Today that person is Michelle Davey, and the picture is Wheel. As virtual care continues its move from novelty to infrastructure, companies like Wheel are quietly becoming the plumbing of American healthcare. Behind the clinicians and the platform and the funding rounds is a leadership team that has to keep making decisions, keep hiring, keep shipping. Mariah La Mountain is one of the reasons they can. Not the loudest job in the building, but one of the load-bearing ones.
Consider what the role actually demands day to day. A founder's calendar is a negotiation with reality: too many people want time, and there is never enough of it. The person managing that calendar is effectively deciding, in miniature, what the company prioritizes. Say yes to the wrong meeting and the CEO loses an afternoon that could have gone to a product decision or a key hire. Guard the time too jealously and important relationships wither. Getting that balance right, over and over, is a skill that does not show up on any dashboard but shapes everything downstream. La Mountain has been making those calls for Wheel's leadership since the company was still in its earlier growth phase.

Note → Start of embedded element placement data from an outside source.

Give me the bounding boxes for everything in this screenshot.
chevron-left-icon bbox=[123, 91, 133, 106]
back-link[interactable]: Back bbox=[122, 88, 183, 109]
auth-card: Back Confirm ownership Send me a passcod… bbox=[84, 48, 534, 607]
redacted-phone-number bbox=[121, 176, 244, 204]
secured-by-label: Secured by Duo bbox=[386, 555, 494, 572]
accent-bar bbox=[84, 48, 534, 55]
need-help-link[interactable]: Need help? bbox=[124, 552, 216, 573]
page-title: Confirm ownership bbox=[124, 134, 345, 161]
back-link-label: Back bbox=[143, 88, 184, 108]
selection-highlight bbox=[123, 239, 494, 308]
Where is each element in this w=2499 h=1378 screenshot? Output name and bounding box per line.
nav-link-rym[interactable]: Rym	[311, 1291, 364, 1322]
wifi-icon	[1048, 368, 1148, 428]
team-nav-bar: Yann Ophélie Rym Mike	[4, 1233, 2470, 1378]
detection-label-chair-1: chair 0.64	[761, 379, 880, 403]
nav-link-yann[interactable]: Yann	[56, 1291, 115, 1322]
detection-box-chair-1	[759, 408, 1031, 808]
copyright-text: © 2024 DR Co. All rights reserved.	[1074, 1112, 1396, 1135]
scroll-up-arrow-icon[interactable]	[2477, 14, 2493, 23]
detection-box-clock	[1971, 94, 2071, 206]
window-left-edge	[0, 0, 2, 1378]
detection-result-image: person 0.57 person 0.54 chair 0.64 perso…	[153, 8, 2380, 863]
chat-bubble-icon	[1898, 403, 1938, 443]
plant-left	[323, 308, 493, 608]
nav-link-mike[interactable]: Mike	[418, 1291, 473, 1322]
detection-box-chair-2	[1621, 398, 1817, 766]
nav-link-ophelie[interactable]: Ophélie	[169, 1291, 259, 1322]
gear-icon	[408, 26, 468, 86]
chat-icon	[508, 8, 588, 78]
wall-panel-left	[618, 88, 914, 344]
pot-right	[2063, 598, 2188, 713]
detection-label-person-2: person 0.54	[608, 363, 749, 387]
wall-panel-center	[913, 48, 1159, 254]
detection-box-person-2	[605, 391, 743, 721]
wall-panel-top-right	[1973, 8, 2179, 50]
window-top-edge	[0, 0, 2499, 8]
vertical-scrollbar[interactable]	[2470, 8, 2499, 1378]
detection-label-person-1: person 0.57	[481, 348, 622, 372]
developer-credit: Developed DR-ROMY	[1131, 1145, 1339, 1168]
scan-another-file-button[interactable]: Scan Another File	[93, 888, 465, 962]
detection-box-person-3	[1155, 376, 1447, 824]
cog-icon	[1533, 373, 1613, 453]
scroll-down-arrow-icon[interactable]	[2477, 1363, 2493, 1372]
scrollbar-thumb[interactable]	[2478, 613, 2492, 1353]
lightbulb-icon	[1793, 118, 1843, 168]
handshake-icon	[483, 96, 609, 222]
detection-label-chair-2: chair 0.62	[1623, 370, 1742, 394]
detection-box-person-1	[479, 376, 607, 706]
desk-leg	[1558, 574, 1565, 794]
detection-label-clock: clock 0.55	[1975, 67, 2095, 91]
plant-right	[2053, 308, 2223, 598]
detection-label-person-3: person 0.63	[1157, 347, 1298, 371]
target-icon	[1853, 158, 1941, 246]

Then there is the office. When La Mountain arrived in Austin, remote and hybrid work were reshaping what a headquarters even meant. Running a physical space in that environment is not about supplies and seating charts; it is about giving a distributed team a reason to gather and a place that feels like the company. The events she hosts, the operations she keeps humming on South Lamar, all of it is culture work disguised as logistics. A company's values are transmitted less through slide decks than through whether the small things are handled with care. She handles the small things.
It is worth lingering on the design background, because it is not decoration on the resume. Interior design is a discipline of constraints. You are handed a fixed space, a budget, a client with strong opinions and vague requests, and you have to produce something that works and feels right. That is not far from what an executive business partner does: fixed hours in a day, a finite budget of a founder's attention, competing stakeholders, and the mandate to make it all cohere. La Mountain trained for years in the first version of that problem before she ever encountered the second. When she talks through logistics or reworks a schedule, she is drawing on a habit of mind built in design studios in Tennessee.
Her arc also says something quietly hopeful about career paths. The tidy version of a professional life moves in a straight line, each job an obvious sequel to the last. Hers does not. Fine arts to interior design to aviation to intuitive coaching to venture-backed health tech is not a line; it is a series of deliberate lateral moves, each one carrying forward the parts that transfer and shedding the parts that do not. In an economy that increasingly rewards adaptability over specialization, that kind of resume is becoming an asset rather than a liability. She is proof that the operator's craft can be assembled from unexpected materials.
What ties it together is temperament. The best people in support-and-operations roles share a set of traits that are easy to name and hard to sustain: they are organized without being rigid, reliable without needing recognition, and comfortable being the most important person in the room that nobody is looking at. They take satisfaction in the smooth day, the meeting that started on time, the trip that went off without a hitch, the crisis that never became one because someone saw it coming. La Mountain has built a career on exactly those satisfactions, and Wheel is better for it.